Jadi intelegensi itu adalah kecakapan yang terdiri
dari tiga jenis kecakapan untuk menghadapi dan menyesuaikan ke dalam situasi
yang baru dengan cepat dan efektif, mengetahui/menggunakan konsep-konsep yang
abstrak secara efektif, mengetahui relasi dan mempelajarinya dengan cepat.
Intelegensi besar pengaruhnya terhadap kemajuan
belajar. Dalam situasi yang sama, siswa yang mempunyai tingkat intelegensi
lebih tinggi akan lebih berhasil daripada yang mempunyai tingkat intelegensi
yang rendah. Walaupun begitu siswa yang mempunyai tingkat intelegensi lebih
tinggi belum pasti berhasil dalam belajarnya. Hal ini disebabkan karena belajar
adalah suatu proses yang kompleks dengan banyak faktor yang mempengaruhinya,
sedangkan intelegensi adalah salah satu faktor di antara yang lain. Jika faktor
lain itu bersifat menghambat/berpengaruh negatif terhadap belajar, akhirnya
siswa gagal dalam belajarnya.
Siswa yang mempunyai tingkat intelegensi yang normal
dapat berhasil dengan baik dalam belajar, jika ia belajar dengan baik, artinya
belajar dengan menerapkan belajar yang efisien dan faktor-faktor yang
mempengaruhi belajarnya (faktor jasmaniah, psikologi, keluarga, sekolah,
masyarakat) memberi pengaruh yang positif. Jika siswa memiliki intelegensi yang
rendah, ia perlu mendapat pendidikan di lembaga pendidikan khusus.
b. Perhatian
Perhatian menurut Gazali adalah keaktifan jiwa yang
dipertinggi, jiwa itu pun semata-mata tertuju kepada suatu obyek (benda/hal)

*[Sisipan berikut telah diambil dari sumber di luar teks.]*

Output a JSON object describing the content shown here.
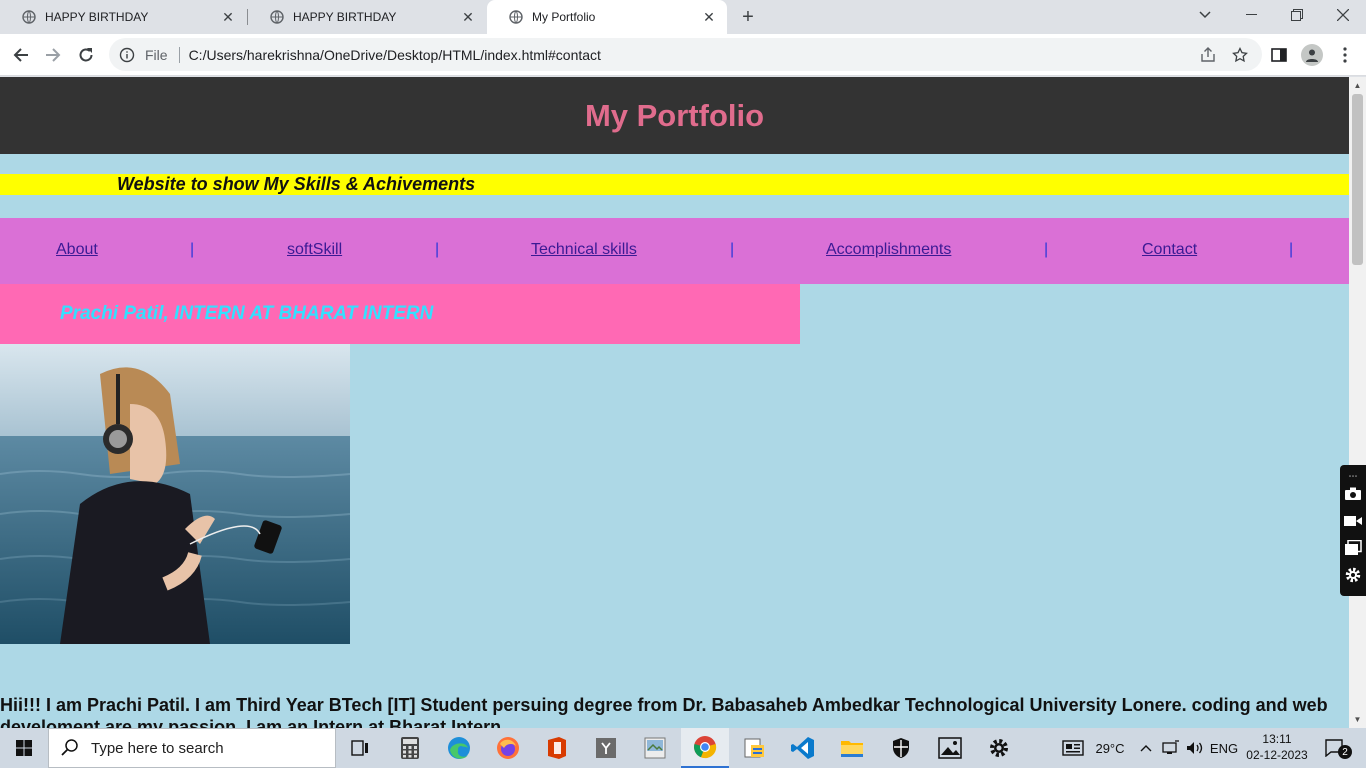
{
  "browser": {
    "tabs": [
      {
        "title": "HAPPY BIRTHDAY",
        "active": false
      },
      {
        "title": "HAPPY BIRTHDAY",
        "active": false
      },
      {
        "title": "My Portfolio",
        "active": true
      }
    ],
    "address": {
      "scheme_label": "File",
      "url": "C:/Users/harekrishna/OneDrive/Desktop/HTML/index.html#contact"
    }
  },
  "site": {
    "title": "My Portfolio",
    "tagline": "Website to show My Skills & Achivements",
    "nav": [
      {
        "label": "About"
      },
      {
        "label": "softSkill"
      },
      {
        "label": "Technical skills"
      },
      {
        "label": "Accomplishments"
      },
      {
        "label": "Contact"
      }
    ],
    "nav_separator": "|",
    "name_banner": "Prachi Patil, INTERN AT BHARAT INTERN",
    "bio": "Hii!!! I am Prachi Patil. I am Third Year BTech [IT] Student persuing degree from Dr. Babasaheb Ambedkar Technological University Lonere. coding and web develoment are my passion. I am an Intern at Bharat Intern"
  },
  "taskbar": {
    "search_placeholder": "Type here to search",
    "apps": [
      "task-view-icon",
      "calculator-icon",
      "edge-icon",
      "firefox-icon",
      "office-icon",
      "notepad-icon",
      "photo-viewer-icon",
      "chrome-icon",
      "file-manager-icon",
      "vscode-icon",
      "file-explorer-icon",
      "security-icon",
      "photos-icon",
      "settings-icon"
    ],
    "tray": {
      "temperature": "29°C",
      "language": "ENG",
      "time": "13:11",
      "date": "02-12-2023",
      "notification_count": "2"
    }
  },
  "colors": {
    "header_bg": "#333333",
    "title_pink": "#e06c8d",
    "page_bg": "#add8e6",
    "tagline_bg": "#ffff00",
    "nav_bg": "#da70d6",
    "banner_bg": "#ff69b4",
    "banner_text": "#33e0ff"
  }
}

atau sekumpulan objek. Untuk dapat menjamin hasil belajar yang baik, maka siswa
harus mempunyai perhatian terhadap bahan yang dipelajarinya, jika bahan
pelajaran tidak menjadi perhatian siswa, maka timbulah kebosanan, sehingga ia
tidak lagi suka belajar. Agar siswa dapat belajar dengan baik, usahakan bahan
pelajaran selalu menarik perhatian dengan cara mengusahakan pelajaran itu
sesuai dengan hobi atau bakatnya.
c. Minat
Hilgard memberi rumusan tentang minat adalah sebagai
berikut : “Interest is persisting tendency to pay attention to and
enjoy some activity or content.”
Minat adalah kecenderungan yang tetap untuk
memperhatikan dan memegang beberapa kegiatan. Kegiatan yang diminati seseorang,
diperhatikan terus menerus yang disertai dengan rasa senang. Jadi berbeda
dengan perhatian, karena perhatian sifatnya sementara (tidak dalam waktu yang
lama) dan belum tentu diikuti dengan perasaan senang, sedangkan minat selalu
diikuti dengan perasaan senang dan dari situ diperoleh kepuasan.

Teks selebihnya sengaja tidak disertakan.